Maybe it's Twitter. Or Facebook. Or Instagram. Or Tumblr. Or TikTok. Nobody blogs anymore. People who have something to say have stopped writing and instead are limiting themselves to photographs and 280 characters. Maybe they all moved on to podcasting. Maybe people who liked to read are listening, instead, to podcasts and Audible books. Whatever the cause, the blogoshpere has become a barren cyber landscape of abandoned blogs.

I'm still here, sort of. In 2011, I felt like my blog was home to perhaps too many thoughts, and I was starting to ramble. I gave myself the assignment of joining Twitter as a means of forcing myself to express my thoughts in 140 characters or less. What I didn't know was that Twitter is a bizarre, addictive bubble of nonstop interaction that seems tailor-made for the ADHD brain. I love it there. I hate it there.

In 2020, I'm planning to spend more time here. Writing is much better for me than whatever it is Twitter does to my brain.

An observation

Over the last couple of weeks, I saw people posting lots of things online about what their decade looked like. Many talked about the milestone achievements and major life changes they had seen between 2009 and 2019. I couldn't come up with anything of note that I had done in the last decade, so I decided to read this blog from 2009 to present.

First observation: I was a better writer ten years ago.
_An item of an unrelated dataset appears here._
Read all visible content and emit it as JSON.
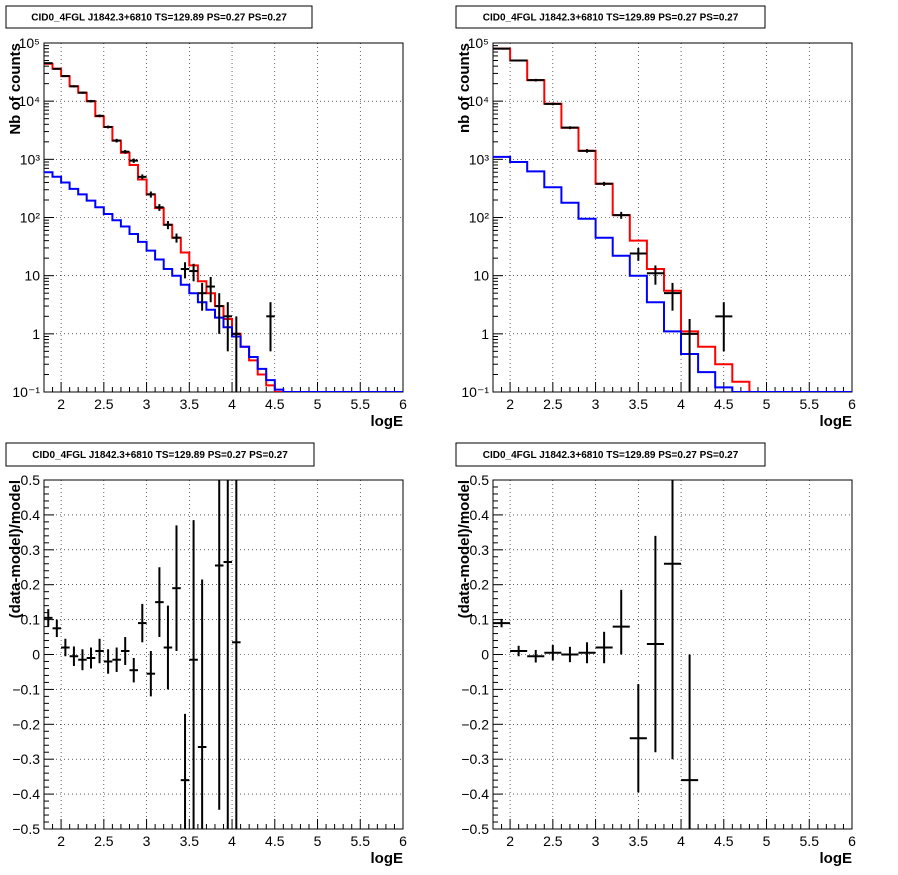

Second observation: Given the odyssey of health related issues I was trying to navigate in 2009, I'm surprised things turned out reasonably well. Also, I inadvertently figured out the  answer to much of what was wrong when I started this blog--and I wrote about it a full two years before a doctor figured it out. The thing is, my memory issues were so severe at the time, that when I was finally correctly diagnosed with a B-12 deficiency, I had completely forgotten that this had been my own conclusion in early 2007. Mind blown. Trust your own instincts. Float your theories to the doctor when you have them. I now wonder how much pain and true suffering I could have avoided if I had simply mentioned it to a doctor that my overall symptoms appeared to be pernicious anemia.

So much wasted time and money trying to figure out the wrong things.